On a late summer afternoon in Taos, the scent of sage lingers in the air as artist and performer Patricio Tlacaelel Trujillo y Fuentes prepares to step onto the stage as we discuss his upcoming show at the Taos Center for the Arts.
Dressed in ceremonial regalia, framed by swirling fog and dimmed lights, he becomes not just a performer but a conduit of memory, movement, and myth. This September 20 and 21, his one-man adaptation of “Yo Soy Joaquín,” Rodolfo “Corky” Gonzales’s iconic Chicano poem, hits the stage at the TCA. For Tlacaelel, the performance is both homage and offering.
“I was born into this poem,” he says. “The sound of the Brown Berets marching in cadence still echoes within me.”

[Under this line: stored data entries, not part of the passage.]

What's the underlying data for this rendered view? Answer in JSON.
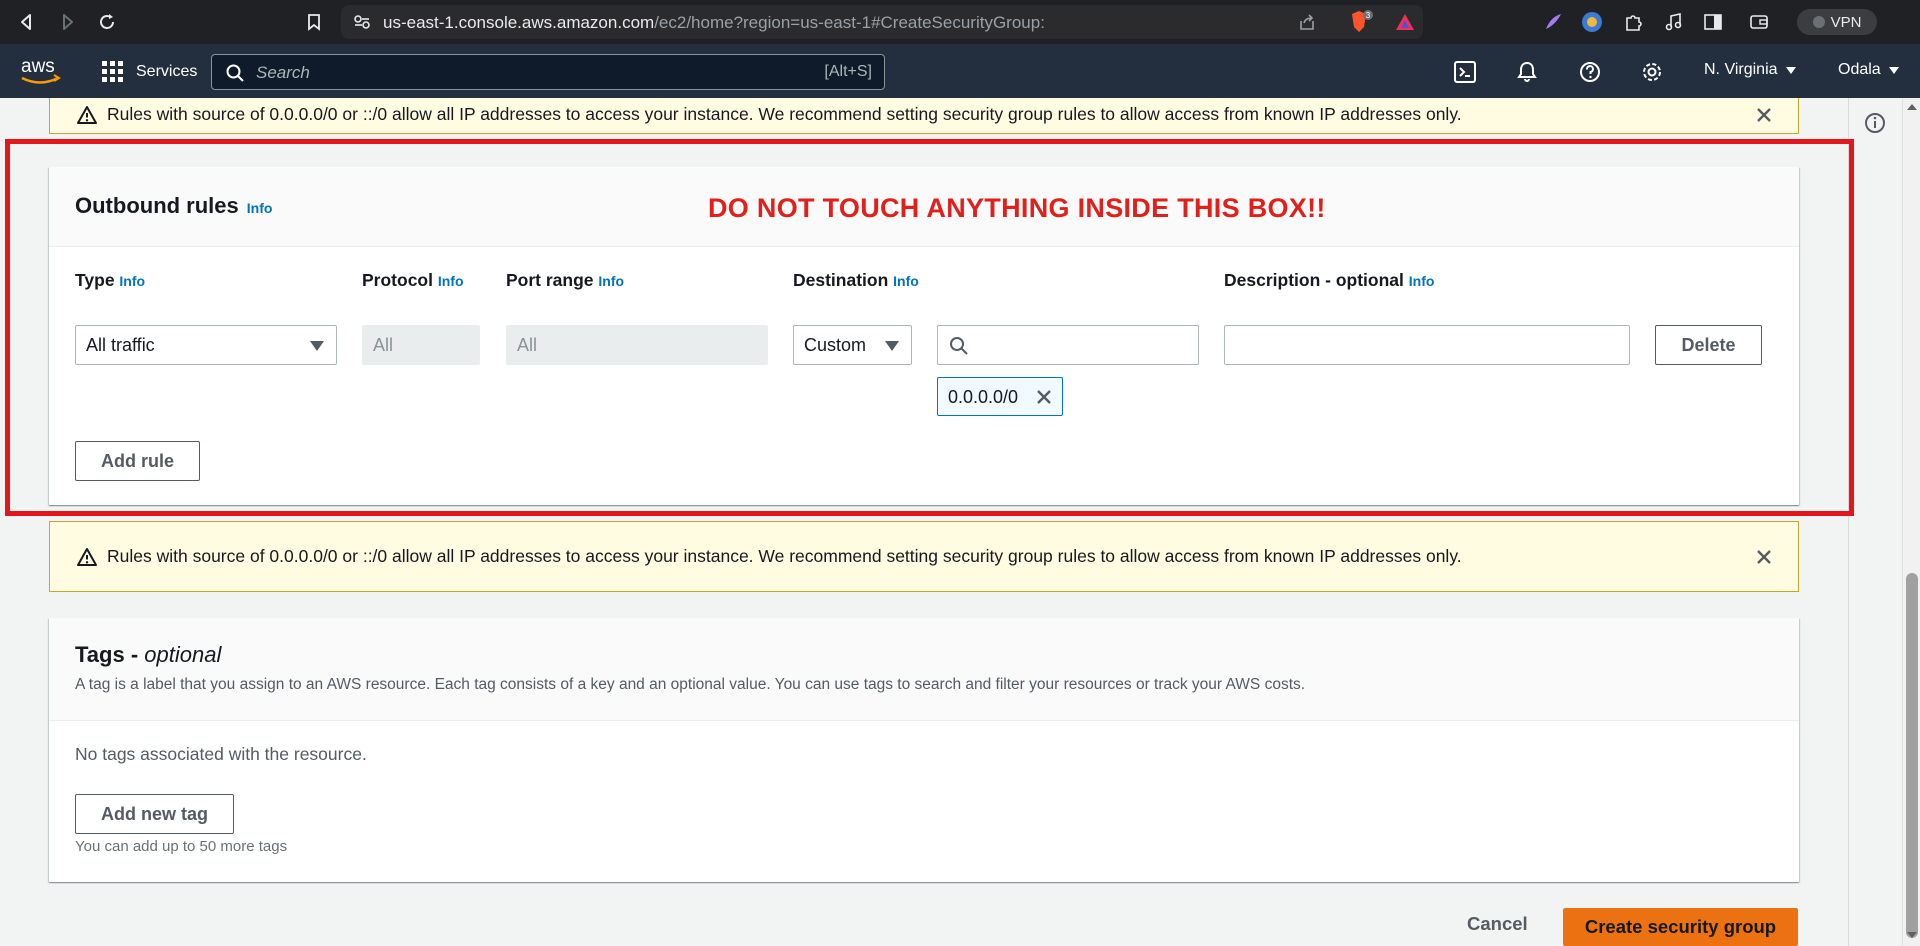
{
  "browser": {
    "url_host": "us-east-1.console.aws.amazon.com",
    "url_path": "/ec2/home?region=us-east-1#CreateSecurityGroup:",
    "shield_count": "3",
    "vpn_label": "VPN"
  },
  "aws_nav": {
    "logo_text": "aws",
    "services_label": "Services",
    "search_placeholder": "Search",
    "search_shortcut": "[Alt+S]",
    "region": "N. Virginia",
    "account": "Odala"
  },
  "warnings": {
    "text": "Rules with source of 0.0.0.0/0 or ::/0 allow all IP addresses to access your instance. We recommend setting security group rules to allow access from known IP addresses only."
  },
  "outbound": {
    "title": "Outbound rules",
    "info": "Info",
    "annotation": "DO NOT TOUCH ANYTHING INSIDE THIS BOX!!",
    "columns": {
      "type": "Type",
      "protocol": "Protocol",
      "port_range": "Port range",
      "destination": "Destination",
      "description": "Description - optional"
    },
    "rule": {
      "type": "All traffic",
      "protocol": "All",
      "port_range": "All",
      "destination_mode": "Custom",
      "destination_search": "",
      "destination_token": "0.0.0.0/0",
      "description": ""
    },
    "delete_label": "Delete",
    "add_rule_label": "Add rule"
  },
  "tags": {
    "title_main": "Tags - ",
    "title_optional": "optional",
    "description": "A tag is a label that you assign to an AWS resource. Each tag consists of a key and an optional value. You can use tags to search and filter your resources or track your AWS costs.",
    "empty": "No tags associated with the resource.",
    "add_label": "Add new tag",
    "limit": "You can add up to 50 more tags"
  },
  "footer": {
    "cancel_label": "Cancel",
    "create_label": "Create security group"
  },
  "colors": {
    "aws_nav": "#232f3e",
    "link": "#0073bb",
    "primary_button": "#ec7211",
    "warning_bg": "#fffce2",
    "annotation_red": "#e5151c"
  }
}
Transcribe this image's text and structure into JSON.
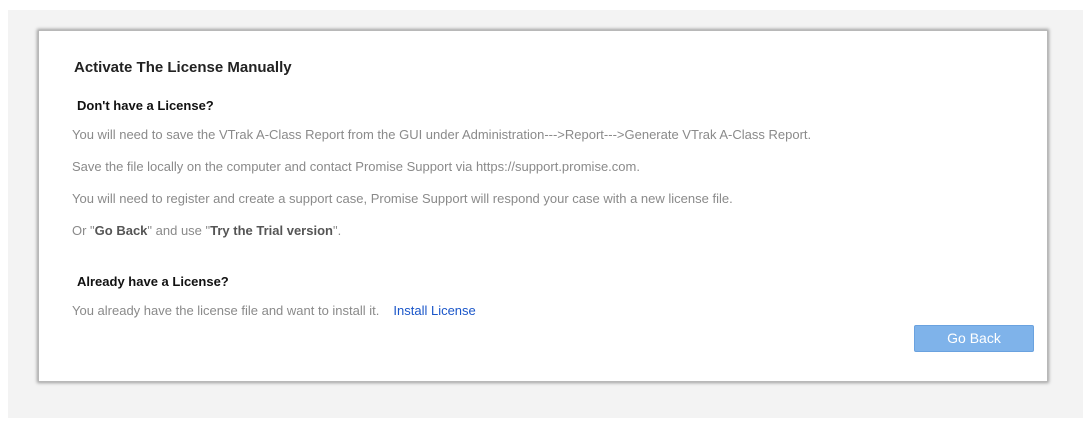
{
  "panel": {
    "title": "Activate The License Manually",
    "no_license": {
      "heading": "Don't have a License?",
      "line1": "You will need to save the VTrak A-Class Report from the GUI under Administration--->Report--->Generate VTrak A-Class Report.",
      "line2": "Save the file locally on the computer and contact Promise Support via https://support.promise.com.",
      "line3": "You will need to register and create a support case, Promise Support will respond your case with a new license file.",
      "line4_prefix": "Or \"",
      "line4_go_back": "Go Back",
      "line4_middle": "\" and use \"",
      "line4_trial": "Try the Trial version",
      "line4_suffix": "\"."
    },
    "has_license": {
      "heading": "Already have a License?",
      "text": "You already have the license file and want to install it.",
      "install_link": "Install License"
    },
    "go_back_button": "Go Back"
  },
  "colors": {
    "link": "#1a56c9",
    "button": "#7fb3ea",
    "body_text": "#8a8a8a"
  }
}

Known widely by his moniker, Tlacaelel, the artist is a force of nature in New Mexico’s artistic and cultural landscape. His multidisciplinary career spans performance, visual art, and curation, all animated by a deeply personal pursuit of expression. His works, whether danced, spoken, or delicately cut into paper, embody a rare kind of intensity—rooted in tradition and never content to remain still.

This year alone, Tlacaelel has co-curated ¡CHICANAO! Caminos Distintos, a landmark exhibition of seventy years of New Mexico’s Chicana and Chicano art at Taos’s renowned Millicent Rogers Museum, which includes his own cut-paper works. Their finely incised layers recall generations of ceremonial craft, yet his compositions hum with contemporary urgency—an aesthetic both reverent and defiant. ¡CHICANAO! Caminos Distintos is on view through November 2, 2025.

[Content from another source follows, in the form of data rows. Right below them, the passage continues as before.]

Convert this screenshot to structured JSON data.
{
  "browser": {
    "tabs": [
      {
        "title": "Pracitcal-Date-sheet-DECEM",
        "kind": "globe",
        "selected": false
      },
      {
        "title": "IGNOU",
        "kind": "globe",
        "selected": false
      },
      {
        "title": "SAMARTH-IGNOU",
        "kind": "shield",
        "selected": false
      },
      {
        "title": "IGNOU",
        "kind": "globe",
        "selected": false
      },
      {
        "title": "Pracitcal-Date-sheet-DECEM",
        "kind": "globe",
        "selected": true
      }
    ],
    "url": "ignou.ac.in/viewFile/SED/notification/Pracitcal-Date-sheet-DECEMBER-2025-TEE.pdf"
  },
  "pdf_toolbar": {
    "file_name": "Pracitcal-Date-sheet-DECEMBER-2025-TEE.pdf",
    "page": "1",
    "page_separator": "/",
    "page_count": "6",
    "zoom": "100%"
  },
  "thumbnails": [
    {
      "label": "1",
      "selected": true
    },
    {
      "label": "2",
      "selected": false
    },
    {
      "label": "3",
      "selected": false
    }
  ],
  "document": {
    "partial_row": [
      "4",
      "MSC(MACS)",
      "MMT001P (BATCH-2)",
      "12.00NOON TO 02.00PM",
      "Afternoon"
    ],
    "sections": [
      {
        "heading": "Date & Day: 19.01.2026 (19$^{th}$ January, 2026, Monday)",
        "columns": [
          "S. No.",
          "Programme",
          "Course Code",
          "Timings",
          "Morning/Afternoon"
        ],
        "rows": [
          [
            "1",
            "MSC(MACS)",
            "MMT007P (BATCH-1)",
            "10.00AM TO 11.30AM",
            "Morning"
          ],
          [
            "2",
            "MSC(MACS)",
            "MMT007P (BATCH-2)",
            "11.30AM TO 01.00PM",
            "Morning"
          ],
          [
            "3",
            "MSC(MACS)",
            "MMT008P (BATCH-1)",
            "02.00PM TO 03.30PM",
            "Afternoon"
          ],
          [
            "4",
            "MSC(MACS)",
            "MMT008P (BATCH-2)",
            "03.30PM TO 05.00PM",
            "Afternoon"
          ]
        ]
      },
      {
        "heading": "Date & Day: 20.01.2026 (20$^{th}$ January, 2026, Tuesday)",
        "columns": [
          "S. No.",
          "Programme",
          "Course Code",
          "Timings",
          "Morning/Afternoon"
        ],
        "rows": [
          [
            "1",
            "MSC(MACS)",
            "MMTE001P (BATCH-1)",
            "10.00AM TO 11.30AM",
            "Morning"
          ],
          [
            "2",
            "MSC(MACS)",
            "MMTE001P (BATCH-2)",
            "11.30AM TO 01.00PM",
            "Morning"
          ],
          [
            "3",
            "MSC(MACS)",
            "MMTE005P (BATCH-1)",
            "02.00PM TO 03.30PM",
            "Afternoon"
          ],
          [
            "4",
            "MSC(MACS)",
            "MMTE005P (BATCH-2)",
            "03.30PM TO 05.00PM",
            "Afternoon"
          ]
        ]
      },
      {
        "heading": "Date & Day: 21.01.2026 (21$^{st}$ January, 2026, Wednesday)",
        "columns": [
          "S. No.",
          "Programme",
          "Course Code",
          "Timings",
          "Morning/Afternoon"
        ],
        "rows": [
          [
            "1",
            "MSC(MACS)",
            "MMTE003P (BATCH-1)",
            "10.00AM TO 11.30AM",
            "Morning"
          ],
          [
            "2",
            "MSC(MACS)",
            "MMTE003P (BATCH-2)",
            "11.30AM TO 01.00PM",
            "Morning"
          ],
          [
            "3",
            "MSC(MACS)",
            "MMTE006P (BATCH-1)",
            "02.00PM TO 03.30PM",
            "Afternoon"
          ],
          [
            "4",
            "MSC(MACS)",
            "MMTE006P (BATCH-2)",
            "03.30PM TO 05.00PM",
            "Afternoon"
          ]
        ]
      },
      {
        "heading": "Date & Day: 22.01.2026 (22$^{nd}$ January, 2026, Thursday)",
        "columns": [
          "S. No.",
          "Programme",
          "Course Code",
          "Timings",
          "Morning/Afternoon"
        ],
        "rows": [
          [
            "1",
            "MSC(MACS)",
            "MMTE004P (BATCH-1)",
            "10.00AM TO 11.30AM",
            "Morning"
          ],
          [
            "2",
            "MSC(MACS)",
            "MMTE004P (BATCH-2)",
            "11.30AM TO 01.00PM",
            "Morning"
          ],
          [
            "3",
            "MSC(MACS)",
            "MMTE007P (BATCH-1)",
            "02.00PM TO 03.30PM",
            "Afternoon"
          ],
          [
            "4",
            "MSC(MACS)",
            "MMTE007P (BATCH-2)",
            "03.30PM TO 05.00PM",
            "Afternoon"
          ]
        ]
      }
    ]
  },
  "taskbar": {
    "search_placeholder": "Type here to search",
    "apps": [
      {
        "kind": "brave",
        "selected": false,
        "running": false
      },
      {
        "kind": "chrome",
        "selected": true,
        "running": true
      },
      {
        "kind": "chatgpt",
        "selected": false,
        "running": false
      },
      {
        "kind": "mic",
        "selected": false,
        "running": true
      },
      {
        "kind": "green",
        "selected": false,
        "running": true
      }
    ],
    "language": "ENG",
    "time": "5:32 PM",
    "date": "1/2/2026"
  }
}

His path to this moment has been anything but linear. Born and raised in the American Southwest, he trained under celebrated modernists such as poet Owen Dodson and choreographer Paul Sanasardo, and has performed with El Teatro Campesino in California and at New York’s MoMA. Along the way, he has collected not only accolades but a fierce sense of creative independence.

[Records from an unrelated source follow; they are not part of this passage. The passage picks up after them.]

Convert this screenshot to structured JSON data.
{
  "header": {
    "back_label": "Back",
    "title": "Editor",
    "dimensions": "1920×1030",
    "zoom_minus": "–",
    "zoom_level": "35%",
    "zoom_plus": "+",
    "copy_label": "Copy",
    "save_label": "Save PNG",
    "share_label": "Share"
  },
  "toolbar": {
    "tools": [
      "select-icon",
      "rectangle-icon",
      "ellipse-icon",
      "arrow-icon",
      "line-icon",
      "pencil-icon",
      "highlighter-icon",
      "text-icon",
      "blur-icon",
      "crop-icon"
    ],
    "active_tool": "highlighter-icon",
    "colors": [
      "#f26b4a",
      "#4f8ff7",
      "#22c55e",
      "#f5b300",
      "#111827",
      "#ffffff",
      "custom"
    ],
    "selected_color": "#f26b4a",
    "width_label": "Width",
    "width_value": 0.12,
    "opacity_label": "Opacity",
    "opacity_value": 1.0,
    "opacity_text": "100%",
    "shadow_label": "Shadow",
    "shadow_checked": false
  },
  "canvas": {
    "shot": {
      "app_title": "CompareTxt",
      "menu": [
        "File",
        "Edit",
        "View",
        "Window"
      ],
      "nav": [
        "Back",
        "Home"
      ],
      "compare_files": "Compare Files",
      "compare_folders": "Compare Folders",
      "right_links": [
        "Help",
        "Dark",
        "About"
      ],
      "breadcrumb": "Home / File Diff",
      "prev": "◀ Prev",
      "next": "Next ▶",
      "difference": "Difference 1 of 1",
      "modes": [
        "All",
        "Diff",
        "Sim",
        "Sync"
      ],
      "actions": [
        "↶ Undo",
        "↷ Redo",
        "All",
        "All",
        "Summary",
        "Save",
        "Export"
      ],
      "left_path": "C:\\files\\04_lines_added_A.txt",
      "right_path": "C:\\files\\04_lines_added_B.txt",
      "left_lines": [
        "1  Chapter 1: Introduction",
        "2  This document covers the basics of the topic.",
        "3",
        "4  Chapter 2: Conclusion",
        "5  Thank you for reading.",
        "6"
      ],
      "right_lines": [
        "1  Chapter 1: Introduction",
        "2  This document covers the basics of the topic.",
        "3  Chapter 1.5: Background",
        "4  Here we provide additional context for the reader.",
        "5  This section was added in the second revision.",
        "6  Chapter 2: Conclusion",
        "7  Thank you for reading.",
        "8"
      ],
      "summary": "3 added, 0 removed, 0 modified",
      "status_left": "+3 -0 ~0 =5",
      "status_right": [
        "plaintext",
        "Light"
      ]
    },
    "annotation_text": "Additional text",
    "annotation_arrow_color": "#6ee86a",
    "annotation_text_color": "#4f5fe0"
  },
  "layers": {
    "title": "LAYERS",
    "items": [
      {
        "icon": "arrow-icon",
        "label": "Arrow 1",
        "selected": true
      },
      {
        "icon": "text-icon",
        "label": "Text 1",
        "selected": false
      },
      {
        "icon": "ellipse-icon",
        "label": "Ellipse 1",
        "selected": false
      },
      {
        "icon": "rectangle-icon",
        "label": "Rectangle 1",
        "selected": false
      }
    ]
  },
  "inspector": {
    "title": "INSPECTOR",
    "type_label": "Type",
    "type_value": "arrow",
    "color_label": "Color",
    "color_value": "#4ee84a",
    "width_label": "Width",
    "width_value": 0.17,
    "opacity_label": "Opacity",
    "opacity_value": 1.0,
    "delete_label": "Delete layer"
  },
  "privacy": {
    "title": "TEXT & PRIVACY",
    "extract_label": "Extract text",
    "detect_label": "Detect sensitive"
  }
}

Earlier this year, Tlacaelel’s cut-paper works were featured at Art Santa Fe’s 25th anniversary show, drawing attention for their layered complexity and striking cultural synthesis. Whether performing live or presenting a new visual piece, he invites his audience to look more closely: at their roots, their rituals, and the stories passed down between them.
And while his work often dances on the edge of the political, it resists easy classification. What emerges instead is something both ancient and immediate—a style, a voice, a presence.
With more projects on the horizon and ongoing representation through the Michael Gorman Gallery in Taos, Tlacaelel remains devoted to the work, however it takes shape. “I will keep going,” he says, smiling, “until they throw me away, like a little church mouse.”